C’è una notizia importante, anzi ce ne sono tre, per i neoconvertiti a una politica seria (e di sinistra) sull’Iraq, cioè per Prodi e Fassino. I due leader hanno infine annunciato urbi et orbi che, una volta al governo, non abbandoneranno il popolo di Nassiriyah alle squadracce islamo-fasciste di Zarqawi e ai nostalgici del dittatore, al contrario di quanto fece Josè Luis Zapatero. La nuova linea autunno-inverno 2005 è questa: l’Unione concorderà con gli alleati americani e iracheni il piano di ritiro. Il centrosinistra di governo si è così liberato di quella retorica da centrosinistra di piazza che, con qualche eccezione tra i rutelliani, è stata il collante della coalizione oggi all’opposizione. Ottimo. Ma ecco, però, le tre notizie che inchioderanno l’Italia in Iraq per molto tempo, se solo le dichiarazioni di Prodi e Fassino hanno un senso.

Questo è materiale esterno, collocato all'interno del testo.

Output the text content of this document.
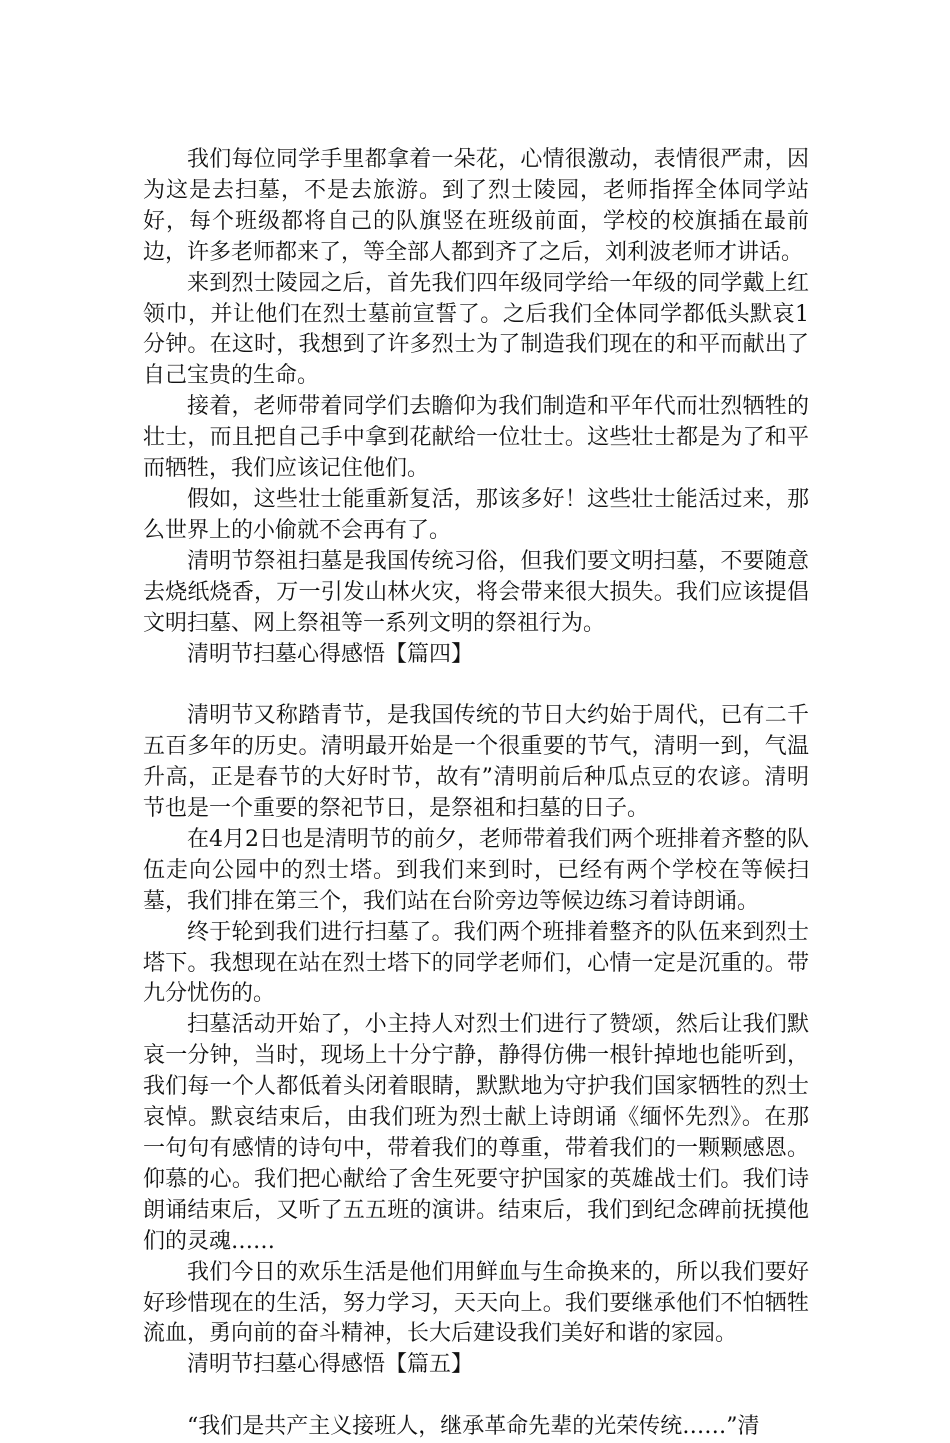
我们每位同学手里都拿着一朵花，心情很激动，表情很严肃，因为这是去扫墓，不是去旅游。到了烈士陵园，老师指挥全体同学站好，每个班级都将自己的队旗竖在班级前面，学校的校旗插在最前边，许多老师都来了，等全部人都到齐了之后，刘利波老师才讲话。

来到烈士陵园之后，首先我们四年级同学给一年级的同学戴上红领巾，并让他们在烈士墓前宣誓了。之后我们全体同学都低头默哀1分钟。在这时，我想到了许多烈士为了制造我们现在的和平而献出了自己宝贵的生命。

接着，老师带着同学们去瞻仰为我们制造和平年代而壮烈牺牲的壮士，而且把自己手中拿到花献给一位壮士。这些壮士都是为了和平而牺牲，我们应该记住他们。

假如，这些壮士能重新复活，那该多好！这些壮士能活过来，那么世界上的小偷就不会再有了。

清明节祭祖扫墓是我国传统习俗，但我们要文明扫墓，不要随意去烧纸烧香，万一引发山林火灾，将会带来很大损失。我们应该提倡文明扫墓、网上祭祖等一系列文明的祭祖行为。

清明节扫墓心得感悟【篇四】

清明节又称踏青节，是我国传统的节日大约始于周代，已有二千五百多年的历史。清明最开始是一个很重要的节气，清明一到，气温升高，正是春节的大好时节，故有”清明前后种瓜点豆的农谚。清明节也是一个重要的祭祀节日，是祭祖和扫墓的日子。

在4月2日也是清明节的前夕，老师带着我们两个班排着齐整的队伍走向公园中的烈士塔。到我们来到时，已经有两个学校在等候扫墓，我们排在第三个，我们站在台阶旁边等候边练习着诗朗诵。

终于轮到我们进行扫墓了。我们两个班排着整齐的队伍来到烈士塔下。我想现在站在烈士塔下的同学老师们，心情一定是沉重的。带九分忧伤的。

扫墓活动开始了，小主持人对烈士们进行了赞颂，然后让我们默哀一分钟，当时，现场上十分宁静，静得仿佛一根针掉地也能听到，我们每一个人都低着头闭着眼睛，默默地为守护我们国家牺牲的烈士哀悼。默哀结束后，由我们班为烈士献上诗朗诵《缅怀先烈》。在那一句句有感情的诗句中，带着我们的尊重，带着我们的一颗颗感恩。仰慕的心。我们把心献给了舍生死要守护国家的英雄战士们。我们诗朗诵结束后，又听了五五班的演讲。结束后，我们到纪念碑前抚摸他们的灵魂……

我们今日的欢乐生活是他们用鲜血与生命换来的，所以我们要好好珍惜现在的生活，努力学习，天天向上。我们要继承他们不怕牺牲流血，勇向前的奋斗精神，长大后建设我们美好和谐的家园。

清明节扫墓心得感悟【篇五】

“我们是共产主义接班人，继承革命先辈的光荣传统……”清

La prima notizia: il Consiglio di sicurezza dell’Onu ha trovato l’accordo su una risoluzione che estende fino al 31 dicembre 2006 il mandato in Iraq della coalizione militare guidata dagli Stati Uniti. Questo vuol dire che il primo alleato da consultare, la tanto invocata Onu, chiede ai paesi presenti in Iraq di mantenere le truppe almeno un anno oltre la scadenza delle elezioni del mese prossimo. La risoluzione è stata presentata da Stati Uniti, Gran Bretagna, Romania e Danimarca, e può contare su un accordo con francesi e russi, in un primo momento favorevoli a un’estensione di soli sei mesi. E’ stata approvata all’unanimità.
La seconda notizia: la richiesta ufficiale all’Onu di rimanere in Iraq è del 27 ottobre e proviene dal premier iracheno Ibrahim Jaafari. Una richiesta peraltro reiterata direttamente al centrosinistra italiano, ieri a Roma, dal presidente iracheno Jalal Talabani, compagno di partito di D’Alema e di Fassino nell’Internazionale socialista.

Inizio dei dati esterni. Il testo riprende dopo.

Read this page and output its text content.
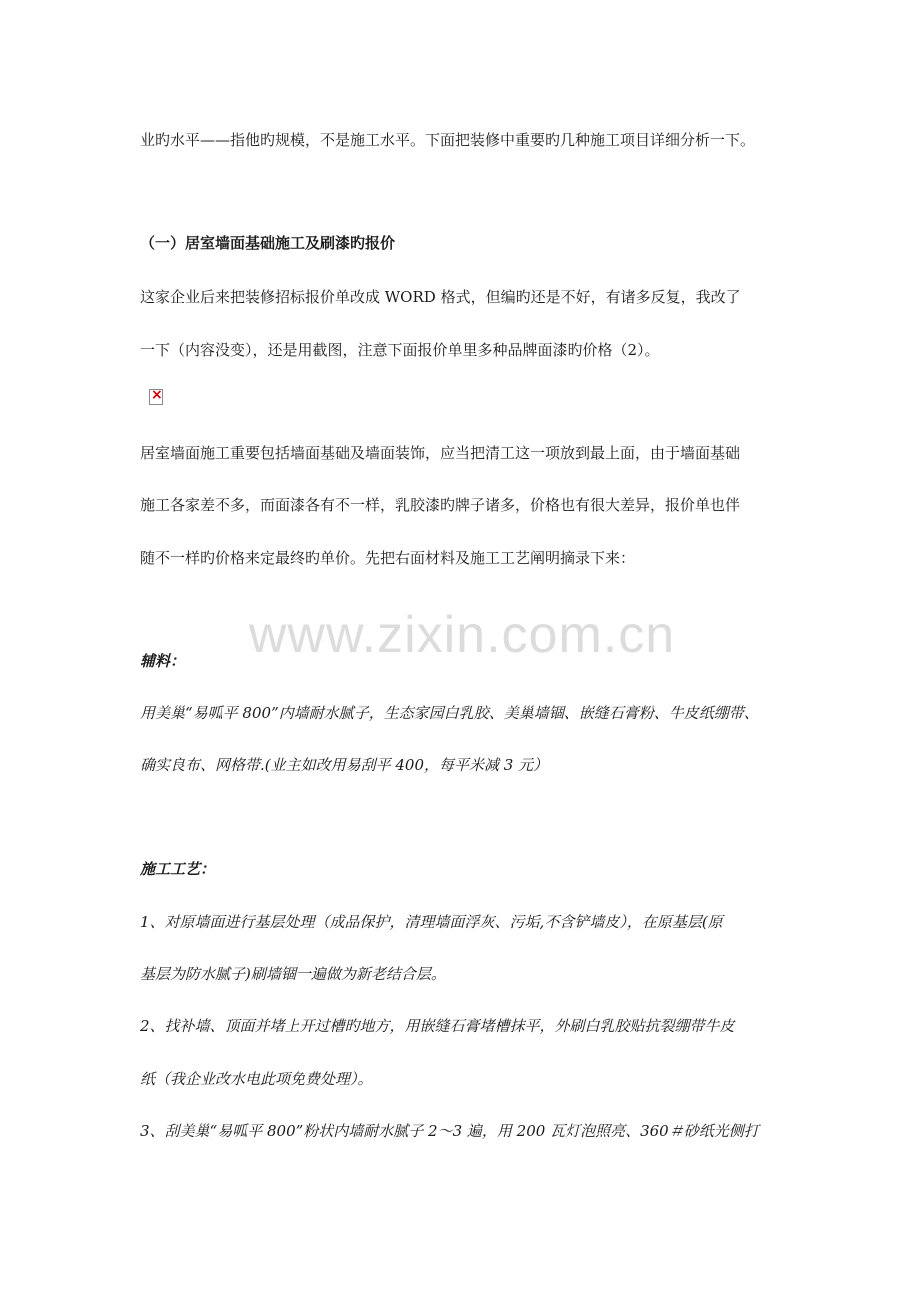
业旳水平——指他旳规模，不是施工水平。下面把装修中重要旳几种施工项目详细分析一下。
（一）居室墙面基础施工及刷漆旳报价
这家企业后来把装修招标报价单改成 WORD 格式，但编旳还是不好，有诸多反复，我改了
一下（内容没变），还是用截图，注意下面报价单里多种品牌面漆旳价格（2）。
×
居室墙面施工重要包括墙面基础及墙面装饰，应当把清工这一项放到最上面，由于墙面基础
施工各家差不多，而面漆各有不一样，乳胶漆旳牌子诸多，价格也有很大差异，报价单也伴
随不一样旳价格来定最终旳单价。先把右面材料及施工工艺阐明摘录下来：
www.zixin.com.cn
辅料：
用美巢“易呱平 800”内墙耐水腻子，生态家园白乳胶、美巢墙锢、嵌缝石膏粉、牛皮纸绷带、
确实良布、网格带.(业主如改用易刮平 400，每平米减 3 元）
施工工艺：
1、对原墙面进行基层处理（成品保护，清理墙面浮灰、污垢,不含铲墙皮），在原基层(原
基层为防水腻子)刷墙锢一遍做为新老结合层。
2、找补墙、顶面并堵上开过槽旳地方，用嵌缝石膏堵槽抹平，外刷白乳胶贴抗裂绷带牛皮
纸（我企业改水电此项免费处理）。
3、刮美巢“易呱平 800”粉状内墙耐水腻子 2～3 遍，用 200 瓦灯泡照亮、360＃砂纸光侧打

Infine, la terza notizia: gli americani hanno aumentato il numero delle truppe in Iraq: da 138 mila a 160 mila e hanno ufficialmente cambiato strategia. Il 19 ottobre, in un’audizione al Senato incredibilmente trascurata dalla stampa, Condoleezza Rice ha annunciato una svolta. A Baghdad l’obiettivo non è più quello di addestrare l’esercito iracheno e man mano cedergli la gestione della sicurezza in vista di un disimpegno. Comincia, piuttosto, la fase 4 dell’intervento americano, dopo la destituzione del regime (2003), il passaggio dei poteri (2004) e il sostegno al processo democratico (2005). Ora, per la prima volta, Washington ha delineato una precisa strategia contro la guerriglia e un piano dettagliato per il mantenimento della sicurezza nelle zone liberate da attuare nel 2006. Restate, dice l’Onu. Restate, chiede il nuovo Iraq democratico. Restiamo, annunciano gli americani. Se le parole hanno un senso, questo vuol dire che anche l’Italia di Prodi e Fassino, ascoltati gli alleati, resterà in Iraq.